The Premier League still has the world's biggest football contracts, but the market is looking less healthy. Despite the entry of Amazon, which bought 20 matches a season, the original contract for 2019-2022 of £5 billion (5.85 billion euros) represented a slight drop on 2016-2019, which was £5.1bn. But with the Covid-19 pandemic, the league is giving viewers more games for less money. After the interruption to last season by the pandemic, the league agreed to pay broadcasters at home and abroad rebates worth a reported £330 million. However the biggest slice of that, £170 million to Sky, is deferred. The original domestic contracts covered 180 of the 380 matches a season. With stadiums empty, the league attempted to launch a pay-per-view service for the balance, but fans refused to buy. Humiliated, the league caved in and "gifted" the remaining matches to rights holders at no extra cost, including a handful of matches on the BBC, the first games on the free-to-air national station in Premier league history. And the bidding on the next round of TV rights has started with indications that the value of domestic deals could drop further.
A small revolution will take place from next season in Italy, with the bulk of the league's matches being streamed by the DAZN platform, which on Friday outbid historic broadcaster Sky by agreeing to pay 2.52 billion euros for the main package of rights over the next three seasons. From 2018 to this season, Sky and DAZN have shared the domestic TV rights to Serie A in deals worth 973 million euros a year. For 2021-24, DAZN will pay around 840m euros a year to broadcast all ten matches each week, but it will have to share three of those with another broadcaster. The sale of those matches is still under negotiation with Sky, among others. The Italian league is hoping the final deals are as close as possible to the current total.
The German Bundesliga found itself negotiating the new TV deals for its two divisions last summer at the height of the pandemic. The domestic four-year deal, with Sky Deutschland and DAZN, of 4.4 billion euros, or 1.1 billion euros a season, represented a slight drop on the record previous contract. Sky will show Saturday matches and DAZN games on Fridays, which are unpopular with fans, and Sundays. Bundesliga boss Christian Seifert said the deal: "Gives us the greatest possible stability in times of uncertainty".
In Spain, La Liga awarded the 2019-22 TV rights for the its league to the duo Telefonica (which owns the Movistar TV channel, La Liga's main broadcaster) and Mediapro, for 3.421 billion euros, or an average of 1.14 billion euros a season.
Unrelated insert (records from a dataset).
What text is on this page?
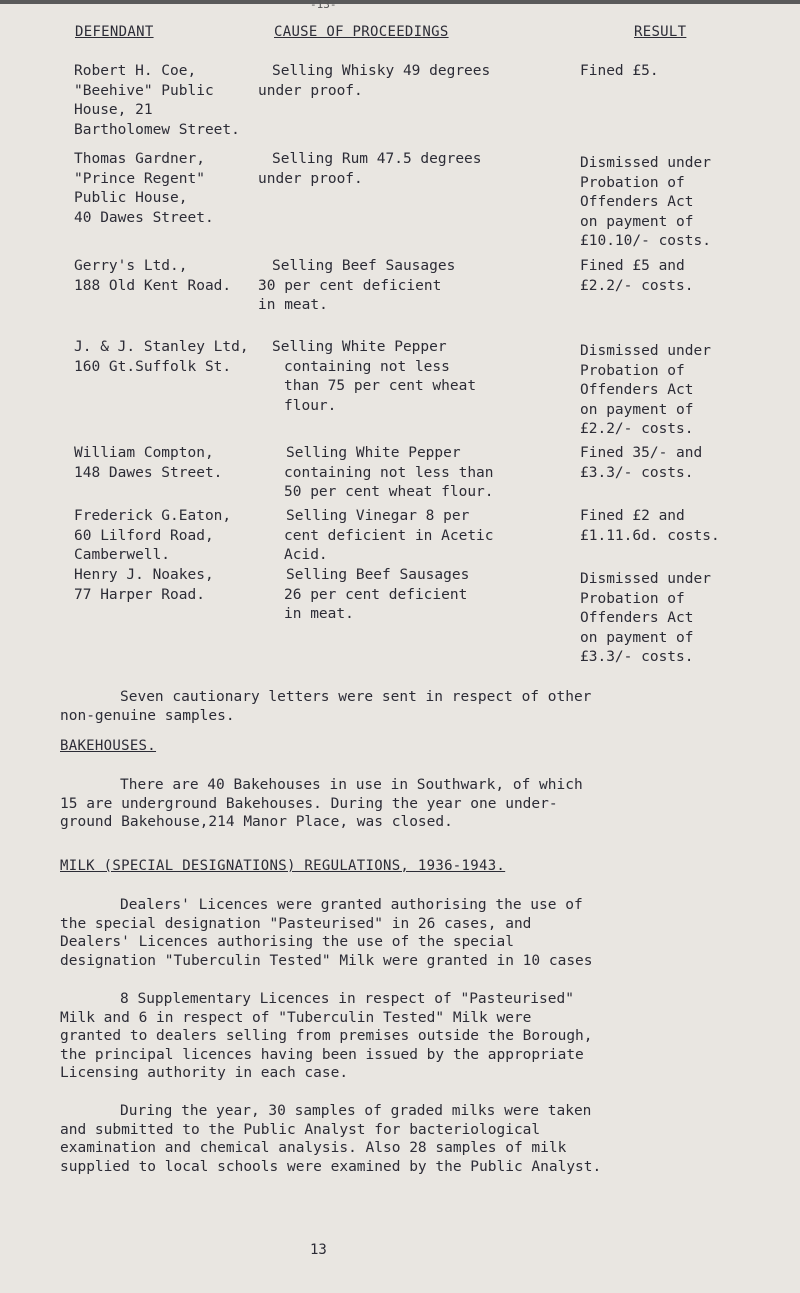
-13-
DEFENDANT	CAUSE OF PROCEEDINGS	RESULT
Robert H. Coe,
"Beehive" Public
House, 21
Bartholomew Street.
Selling Whisky 49 degrees
under proof.
Fined £5.
Thomas Gardner,
"Prince Regent"
Public House,
40 Dawes Street.
Selling Rum 47.5 degrees
under proof.
Dismissed under
Probation of
Offenders Act
on payment of
£10.10/- costs.
Gerry's Ltd.,
188 Old Kent Road.
Selling Beef Sausages
30 per cent deficient
in meat.
Fined £5 and
£2.2/- costs.
J. & J. Stanley Ltd,
160 Gt.Suffolk St.
Selling White Pepper
containing not less
than 75 per cent wheat
flour.
Dismissed under
Probation of
Offenders Act
on payment of
£2.2/- costs.
William Compton,
148 Dawes Street.
Selling White Pepper
containing not less than
50 per cent wheat flour.
Fined 35/- and
£3.3/- costs.
Frederick G.Eaton,
60 Lilford Road,
Camberwell.
Selling Vinegar 8 per
cent deficient in Acetic
Acid.
Fined £2 and
£1.11.6d. costs.
Henry J. Noakes,
77 Harper Road.
Selling Beef Sausages
26 per cent deficient
in meat.
Dismissed under
Probation of
Offenders Act
on payment of
£3.3/- costs.
Seven cautionary letters were sent in respect of other
non-genuine samples.
BAKEHOUSES.
There are 40 Bakehouses in use in Southwark, of which
15 are underground Bakehouses. During the year one under-
ground Bakehouse,214 Manor Place, was closed.
MILK (SPECIAL DESIGNATIONS) REGULATIONS, 1936-1943.
Dealers' Licences were granted authorising the use of
the special designation "Pasteurised" in 26 cases, and
Dealers' Licences authorising the use of the special
designation "Tuberculin Tested" Milk were granted in 10 cases
8 Supplementary Licences in respect of "Pasteurised"
Milk and 6 in respect of "Tuberculin Tested" Milk were
granted to dealers selling from premises outside the Borough,
the principal licences having been issued by the appropriate
Licensing authority in each case.
During the year, 30 samples of graded milks were taken
and submitted to the Public Analyst for bacteriological
examination and chemical analysis. Also 28 samples of milk
supplied to local schools were examined by the Public Analyst.
13
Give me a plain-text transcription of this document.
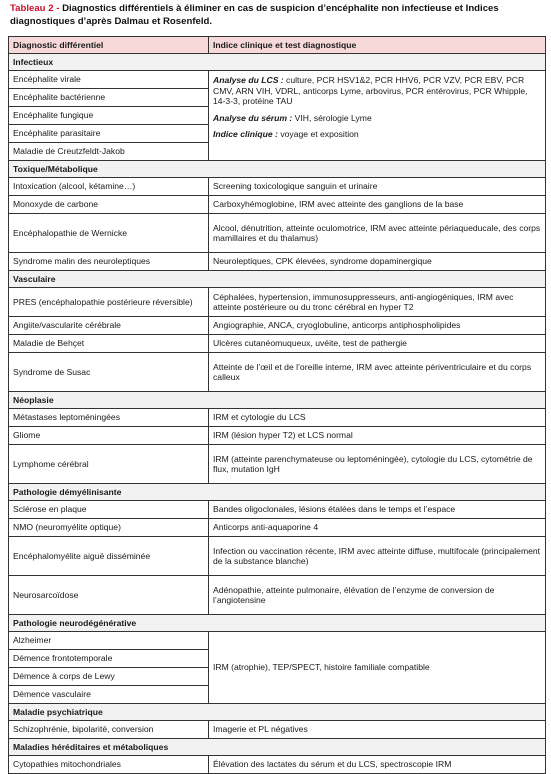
Tableau 2 - Diagnostics différentiels à éliminer en cas de suspicion d’encéphalite non infectieuse et Indices diagnostiques d’après Dalmau et Rosenfeld.
Diagnostic différentiel	Indice clinique et test diagnostique
Infectieux	
Encéphalite virale	Analyse du LCS : culture, PCR HSV1&2, PCR HHV6, PCR VZV, PCR EBV, PCR CMV, ARN VIH, VDRL, anticorps Lyme, arbovirus, PCR entérovirus, PCR Whipple, 14-3-3, protéine TAU

Analyse du sérum : VIH, sérologie Lyme

Indice clinique : voyage et exposition

Encéphalite bactérienne	
Encéphalite fungique	
Encéphalite parasitaire	
Maladie de Creutzfeldt-Jakob	
Toxique/Métabolique	
Intoxication (alcool, kétamine…)	Screening toxicologique sanguin et urinaire
Monoxyde de carbone	Carboxyhémoglobine, IRM avec atteinte des ganglions de la base
Encéphalopathie de Wernicke	Alcool, dénutrition, atteinte oculomotrice, IRM avec atteinte périaqueducale, des corps mamillaires et du thalamus)
Syndrome malin des neuroleptiques	Neuroleptiques, CPK élevées, syndrome dopaminergique
Vasculaire	
PRES (encéphalopathie postérieure réversible)	Céphalées, hypertension, immunosuppresseurs, anti-angiogéniques, IRM avec atteinte postérieure ou du tronc cérébral en hyper T2
Angiite/vascularite cérébrale	Angiographie, ANCA, cryoglobuline, anticorps antiphospholipides
Maladie de Behçet	Ulcères cutanéomuqueux, uvéite, test de pathergie
Syndrome de Susac	Atteinte de l’œil et de l’oreille interne, IRM avec atteinte périventriculaire et du corps calleux
Néoplasie	
Métastases leptoméningées	IRM et cytologie du LCS
Gliome	IRM (lésion hyper T2) et LCS normal
Lymphome cérébral	IRM (atteinte parenchymateuse ou leptoméningée), cytologie du LCS, cytométrie de flux, mutation IgH
Pathologie démyélinisante	
Sclérose en plaque	Bandes oligoclonales, lésions étalées dans le temps et l’espace
NMO (neuromyélite optique)	Anticorps anti-aquaporine 4
Encéphalomyélite aiguë disséminée	Infection ou vaccination récente, IRM avec atteinte diffuse, multifocale (principalement de la substance blanche)
Neurosarcoïdose	Adénopathie, atteinte pulmonaire, élévation de l’enzyme de conversion de l’angiotensine
Pathologie neurodégénérative	
Alzheimer	IRM (atrophie), TEP/SPECT, histoire familiale compatible
Démence frontotemporale	
Démence à corps de Lewy	
Démence vasculaire	
Maladie psychiatrique	
Schizophrénie, bipolarité, conversion	Imagerie et PL négatives
Maladies héréditaires et métaboliques	
Cytopathies mitochondriales	Élévation des lactates du sérum et du LCS, spectroscopie IRM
Comparison with previous deals is difficult, because before 2016 clubs sold their rights individually. The pandemic has forced a drop in the value of the deals, in particular La Liga had to renegotiate its 460m-euro contract with Mediapro for the rights to broadcast matches in Spanish bars, badly hit by the pandemic.
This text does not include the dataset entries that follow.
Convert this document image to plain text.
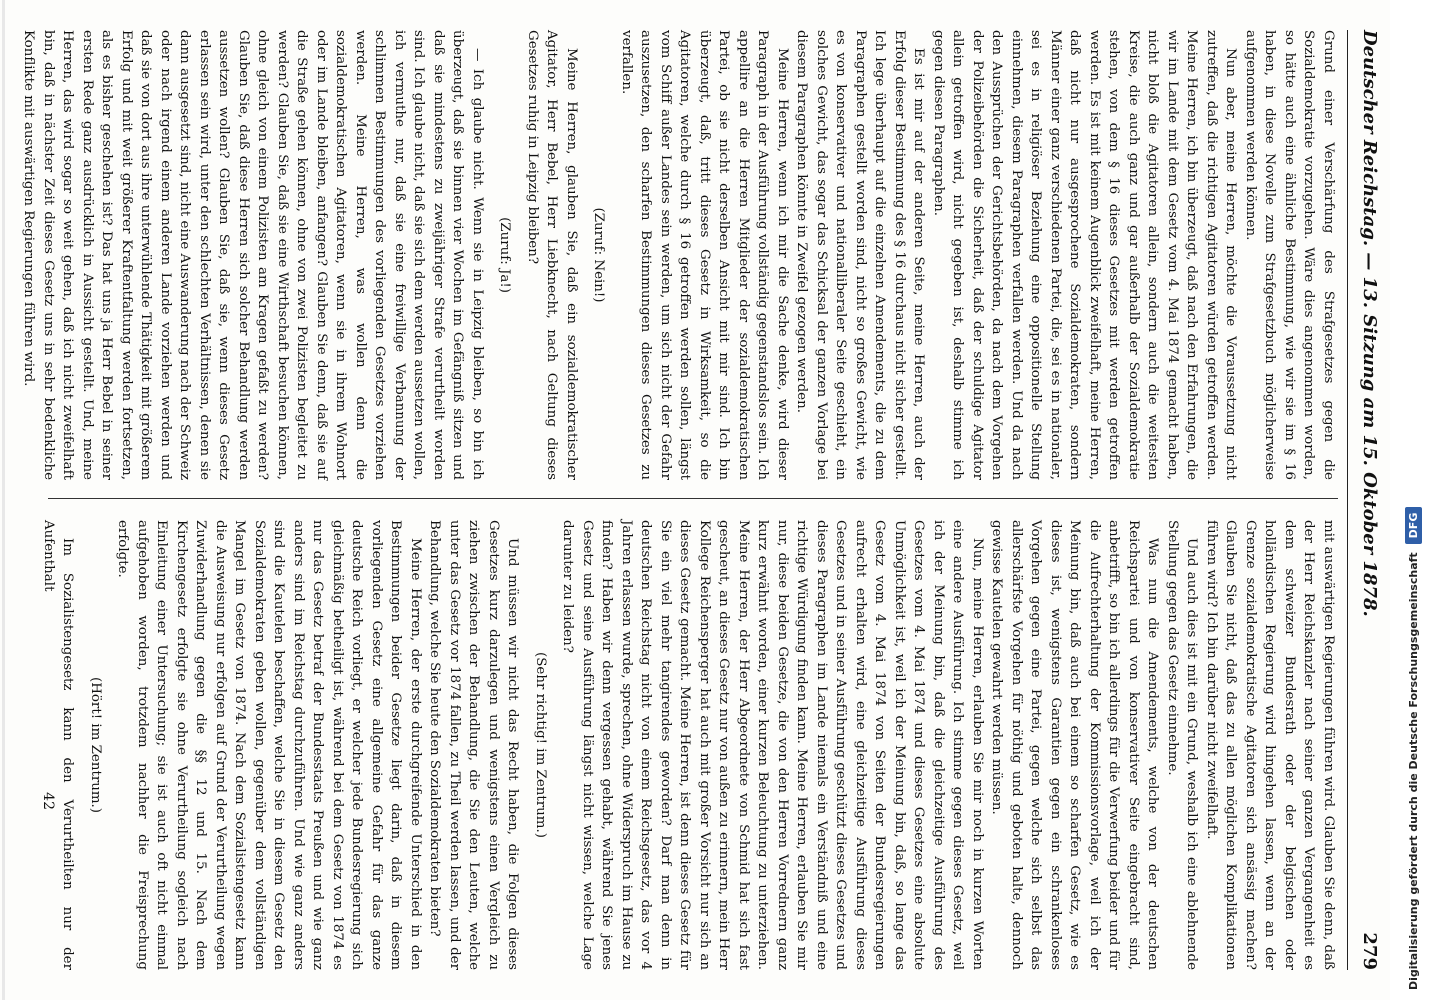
Deutscher Reichstag. — 13. Sitzung am 15. Oktober 1878.
279

Grund einer Verschärfung des Strafgesetzes gegen die Sozialdemokratie vorzugehen. Wäre dies angenommen worden, so hätte auch eine ähnliche Bestimmung, wie wir sie im § 16 haben, in diese Novelle zum Strafgesetzbuch möglicherweise aufgenommen werden können.

Nun aber, meine Herren, möchte die Voraussetzung nicht zutreffen, daß die richtigen Agitatoren würden getroffen werden. Meine Herren, ich bin überzeugt, daß nach den Erfahrungen, die wir im Lande mit dem Gesetz vom 4. Mai 1874 gemacht haben, nicht bloß die Agitatoren allein, sondern auch die weitesten Kreise, die auch ganz und gar außerhalb der Sozialdemokratie stehen, von dem § 16 dieses Gesetzes mit werden getroffen werden. Es ist mit keinem Augenblick zweifelhaft, meine Herren, daß nicht nur ausgesprochene Sozialdemokraten, sondern Männer einer ganz verschiedenen Partei, die, sei es in nationaler, sei es in religiöser Beziehung eine oppositionelle Stellung einnehmen, diesem Paragraphen verfallen werden. Und da nach den Aussprüchen der Gerichtsbehörden, da nach dem Vorgehen der Polizeibehörden die Sicherheit, daß der schuldige Agitator allein getroffen wird, nicht gegeben ist, deshalb stimme ich gegen diesen Paragraphen.

Es ist mir auf der anderen Seite, meine Herren, auch der Erfolg dieser Bestimmung des § 16 durchaus nicht sicher gestellt. Ich lege überhaupt auf die einzelnen Amendements, die zu dem Paragraphen gestellt worden sind, nicht so großes Gewicht, wie es von konservativer und nationalliberaler Seite geschieht, ein solches Gewicht, das sogar das Schicksal der ganzen Vorlage bei diesem Paragraphen könnte in Zweifel gezogen werden.

Meine Herren, wenn ich mir die Sache denke, wird dieser Paragraph in der Ausführung vollständig gegenstandslos sein. Ich appellire an die Herren Mitglieder der sozialdemokratischen Partei, ob sie nicht derselben Ansicht mit mir sind. Ich bin überzeugt, daß, tritt dieses Gesetz in Wirksamkeit, so die Agitatoren, welche durch § 16 getroffen werden sollen, längst vom Schiff außer Landes sein werden, um sich nicht der Gefahr auszusetzen, den scharfen Bestimmungen dieses Gesetzes zu verfallen.

(Zuruf: Nein!)

Meine Herren, glauben Sie, daß ein sozialdemokratischer Agitator, Herr Bebel, Herr Liebknecht, nach Geltung dieses Gesetzes ruhig in Leipzig bleiben?

(Zuruf: Ja!)

— Ich glaube nicht. Wenn sie in Leipzig bleiben, so bin ich überzeugt, daß sie binnen vier Wochen im Gefängniß sitzen und daß sie mindestens zu zweijähriger Strafe verurtheilt worden sind. Ich glaube nicht, daß sie sich dem werden aussetzen wollen, ich vermuthe nur, daß sie eine freiwillige Verbannung der schlimmen Bestimmungen des vorliegenden Gesetzes vorziehen werden. Meine Herren, was wollen denn die sozialdemokratischen Agitatoren, wenn sie in ihrem Wohnort oder im Lande bleiben, anfangen? Glauben Sie denn, daß sie auf die Straße gehen können, ohne von zwei Polizisten begleitet zu werden? Glauben Sie, daß sie eine Wirthschaft besuchen können, ohne gleich von einem Polizisten am Kragen gefaßt zu werden? Glauben Sie, daß diese Herren sich solcher Behandlung werden aussetzen wollen? Glauben Sie, daß sie, wenn dieses Gesetz erlassen sein wird, unter den schlechten Verhältnissen, denen sie dann ausgesetzt sind, nicht eine Auswanderung nach der Schweiz oder nach irgend einem anderen Lande vorziehen werden und daß sie von dort aus ihre unterwühlende Thätigkeit mit größerem Erfolg und mit weit größerer Kraftentfaltung werden fortsetzen, als es bisher geschehen ist? Das hat uns ja Herr Bebel in seiner ersten Rede ganz ausdrücklich in Aussicht gestellt. Und, meine Herren, das wird sogar so weit gehen, daß ich nicht zweifelhaft bin, daß in nächster Zeit dieses Gesetz uns in sehr bedenkliche Konflikte mit auswärtigen Regierungen führen wird.

mit auswärtigen Regierungen führen wird. Glauben Sie denn, daß der Herr Reichskanzler nach seiner ganzen Vergangenheit es dem schweizer Bundesrath oder der belgischen oder holländischen Regierung wird hingehen lassen, wenn an der Grenze sozialdemokratische Agitatoren sich ansässig machen? Glauben Sie nicht, daß das zu allen möglichen Komplikationen führen wird? Ich bin darüber nicht zweifelhaft.

Und auch dies ist mit ein Grund, weshalb ich eine ablehnende Stellung gegen das Gesetz einnehme.

Was nun die Amendements, welche von der deutschen Reichspartei und von konservativer Seite eingebracht sind, anbetrifft, so bin ich allerdings für die Verwerfung beider und für die Aufrechterhaltung der Kommissionsvorlage, weil ich der Meinung bin, daß auch bei einem so scharfen Gesetz, wie es dieses ist, wenigstens Garantien gegen ein schrankenloses Vorgehen gegen eine Partei, gegen welche sich selbst das allerschärfste Vorgehen für nöthig und geboten halte, dennoch gewisse Kautelen gewahrt werden müssen.

Nun, meine Herren, erlauben Sie mir noch in kurzen Worten eine andere Ausführung. Ich stimme gegen dieses Gesetz, weil ich der Meinung bin, daß die gleichzeitige Ausführung des Gesetzes vom 4. Mai 1874 und dieses Gesetzes eine absolute Unmöglichkeit ist, weil ich der Meinung bin, daß, so lange das Gesetz vom 4. Mai 1874 von Seiten der Bundesregierungen aufrecht erhalten wird, eine gleichzeitige Ausführung dieses Gesetzes und in seiner Ausführung geschützt dieses Gesetzes und dieses Paragraphen im Lande niemals ein Verständniß und eine richtige Würdigung finden kann. Meine Herren, erlauben Sie mir nur, diese beiden Gesetze, die von den Herren Vorrednern ganz kurz erwähnt worden, einer kurzen Beleuchtung zu unterziehen. Meine Herren, der Herr Abgeordnete von Schmid hat sich fast gescheut, an dieses Gesetz nur von außen zu erinnern, mein Herr Kollege Reichensperger hat auch mit großer Vorsicht nur sich an dieses Gesetz gemacht. Meine Herren, ist denn dieses Gesetz für Sie ein viel mehr tangirendes geworden? Darf man denn in deutschen Reichstag nicht von einem Reichsgesetz, das vor 4 Jahren erlassen wurde, sprechen, ohne Widerspruch im Hause zu finden? Haben wir denn vergessen gehabt, während Sie jenes Gesetz und seine Ausführung längst nicht wissen, welche Lage darunter zu leiden?

(Sehr richtig! im Zentrum.)

Und müssen wir nicht das Recht haben, die Folgen dieses Gesetzes kurz darzulegen und wenigstens einen Vergleich zu ziehen zwischen der Behandlung, die Sie den Leuten, welche unter das Gesetz vor 1874 fallen, zu Theil werden lassen, und der Behandlung, welche Sie heute den Sozialdemokraten bieten?

Meine Herren, der erste durchgreifende Unterschied in den Bestimmungen beider Gesetze liegt darin, daß in diesem vorliegenden Gesetz eine allgemeine Gefahr für das ganze deutsche Reich vorliegt, er welcher jede Bundesregierung sich gleichmäßig betheiligt ist, während bei dem Gesetz von 1874 es nur das Gesetz betraf der Bundesstaats Preußen und wie ganz anders sind im Reichstag durchzuführen. Und wie ganz anders sind die Kautelen beschaffen, welche Sie in diesem Gesetz den Sozialdemokraten geben wollen, gegenüber dem vollständigen Mangel im Gesetz von 1874. Nach dem Sozialistengesetz kann die Ausweisung nur erfolgen auf Grund der Verurtheilung wegen Zuwiderhandlung gegen die §§ 12 und 15. Nach dem Kirchengesetz erfolgte sie ohne Verurtheilung sogleich nach Einleitung einer Untersuchung; sie ist auch oft nicht einmal aufgehoben worden, trotzdem nachher die Freisprechung erfolgte.

(Hört! im Zentrum.)

Im Sozialistengesetz kann den Verurtheilten nur der Aufenthalt

42	Digitalisierung gefördert durch die Deutsche Forschungsgemeinschaft
DFG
Chinese-Spanish broadcaster Mediapro was less succesful in persuading the French league to renegotiate the record 1.217 billion euro annual deal for the bulk of the rights to Ligue 1 and Ligue 2 matches for 2020-24. Instead the leagues tore up the deal in December. In its place, the leagues signed a deal worth around 683 million euros for this season with old partner Canal+, representing a drop of almost 50 per cent in anticipated revenues. After this season, the TV picture is fuzzy: the rights have yet to be negotiated.